Also see the followup post: Belief in God is More Fun.
Thanks to the wonderful writer Ian North for sparking this intriguing question. If we use the continuing definition from “Atheism is Too Silly“, we can think about why a god might care about the human race or life in general.
My simplest definition of “god” is immortal creator. I use “immortal” to mean an entity that exists either outside of our dimension of time or exists with such ubiquity through time that it is irrelevant to consider existence without it. A creator is something that through natural processes tries to organize reality in favor of a continued existence of the creator. In this sense, even ideas that perpetuate themselves can be considered a type of creator. They are not physical, but they operate through physical bodies.
Why would an immortal creator care about you? To think about the immortal part, consider if you write a computer program to simulate a model of reality. If a program runs for only a subset of our time, we are immortal compared to it. Thus even if we are immortal we can still care about temporal entities.
I think the most compelling reason for a god to be intrigued by our existence is because it teaches something. I’m not defining a god to be perfect or complete, only immortal and creative, so it can certainly grow.
We, like gods, are creative beings that want to learn and have fun. For instance, we run simulations of reality in order to find out more about our universe and existence. We are interested in molecular biology and neuroscience because it helps us learn more about ourselves. It helps us learn how to improve our own biological machines.

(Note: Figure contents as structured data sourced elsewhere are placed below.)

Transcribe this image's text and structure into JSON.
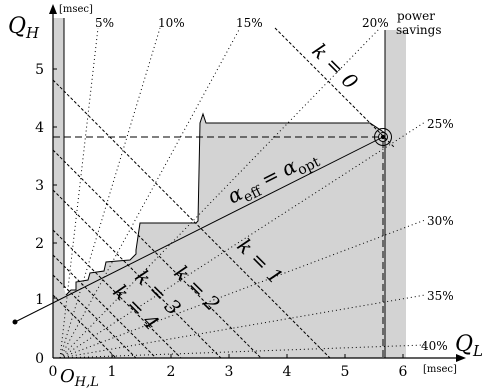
{
  "axes": {
    "y_label": "Q",
    "y_sub": "H",
    "x_label": "Q",
    "x_sub": "L",
    "y_unit": "[msec]",
    "x_unit": "[msec]",
    "x_ticks": [
      "0",
      "1",
      "2",
      "3",
      "4",
      "5",
      "6"
    ],
    "y_ticks": [
      "0",
      "1",
      "2",
      "3",
      "4",
      "5"
    ],
    "origin_label": "O",
    "origin_sub": "H,L"
  },
  "power_savings": {
    "title": "power",
    "title2": "savings",
    "labels": [
      "5%",
      "10%",
      "15%",
      "20%",
      "25%",
      "30%",
      "35%",
      "40%"
    ]
  },
  "k_labels": [
    "k = 0",
    "k = 1",
    "k = 2",
    "k = 3",
    "k = 4"
  ],
  "alpha_label": {
    "lhs": "α",
    "lhs_sub": "eff",
    "eq": "=",
    "rhs": "α",
    "rhs_sub": "opt"
  },
  "colors": {
    "fill": "#d3d3d3",
    "line": "#000000"
  }
}
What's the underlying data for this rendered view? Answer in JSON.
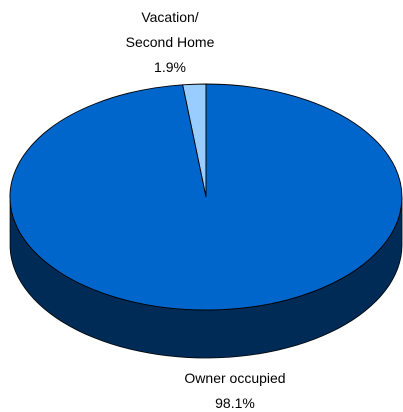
{
  "chart_data": {
    "type": "pie",
    "style": "3d",
    "slices": [
      {
        "label_lines": [
          "Vacation/",
          "Second Home"
        ],
        "value_label": "1.9%",
        "value": 1.9,
        "color": "#99ccff"
      },
      {
        "label_lines": [
          "Owner occupied"
        ],
        "value_label": "98.1%",
        "value": 98.1,
        "color": "#0066cc"
      }
    ]
  }
}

We care about extinct animals. They help understand our fragile global ecosystem. They give us a simple awe about the infinite layers of intricacy that life has.

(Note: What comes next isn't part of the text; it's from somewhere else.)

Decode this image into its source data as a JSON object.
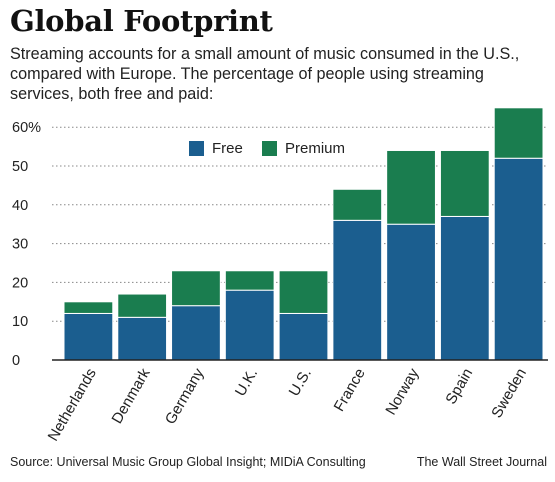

We curate zoos and museums and art and cultures. These are all the products of life. Why wouldn’t an immortal creator be interested in you? Something you’ve done probably has some interesting component to it.

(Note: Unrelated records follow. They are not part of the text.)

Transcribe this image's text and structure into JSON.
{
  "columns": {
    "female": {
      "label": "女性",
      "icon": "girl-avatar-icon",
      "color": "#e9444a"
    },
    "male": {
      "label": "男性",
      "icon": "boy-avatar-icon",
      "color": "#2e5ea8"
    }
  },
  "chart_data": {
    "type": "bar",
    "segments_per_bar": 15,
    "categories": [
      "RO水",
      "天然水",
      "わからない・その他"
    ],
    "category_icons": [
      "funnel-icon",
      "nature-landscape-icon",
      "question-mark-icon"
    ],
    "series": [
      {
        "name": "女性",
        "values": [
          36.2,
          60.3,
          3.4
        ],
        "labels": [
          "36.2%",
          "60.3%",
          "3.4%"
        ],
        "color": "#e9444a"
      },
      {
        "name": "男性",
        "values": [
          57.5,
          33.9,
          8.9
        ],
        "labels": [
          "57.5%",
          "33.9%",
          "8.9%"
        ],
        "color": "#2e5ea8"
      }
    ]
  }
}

The adjacent possible of biology and life is probably infinite. Proteins are the building blocks of life. They have three-dimensional folding patterns and the potential ways they can interact is incredible because of all the ways they can bend and fit together. Foldit is a program to help research protein folding and says, “The number of different ways even a small protein can fold is astronomical because there are so many degrees of freedom.”
Let’s get just a little more perspective on the ways life can interact. There are twenty amino acids that can be connected together to fold and form a protein. These proteins can be of any length. The current longest known protein contains 26,926 amino acids. If you take 20 to the power of twenty-seven thousand you get an incredibly large number, more than the number of stars in the observable universe. Take all those proteins interacting to make a cell, a tissue, an organ, a creature, a species, an ecosystem. At every level, from atom to ecosystem, the pieces are interacting with the pieces of every other level. Think of all the different ways these millions of billions of billions of different interactions can occur. Something interesting is going on in all that interaction.
Even besides learning, consider the pure fun of entertainment and consider what an immortal creator might find amusing. Instead of the short attention spans we have, immortal beings might think on galactic time-scales or play interstellar games.
Is there any way to prove any of this? No. There probably isn’t any way to “prove” anything. You have to choose what you want to accept.
I choose to believe because it makes life more fun. It imparts a meaning to any mundane action. I choose to believe because it makes life more interesting.
Why would a god care about you? Because you teach it something.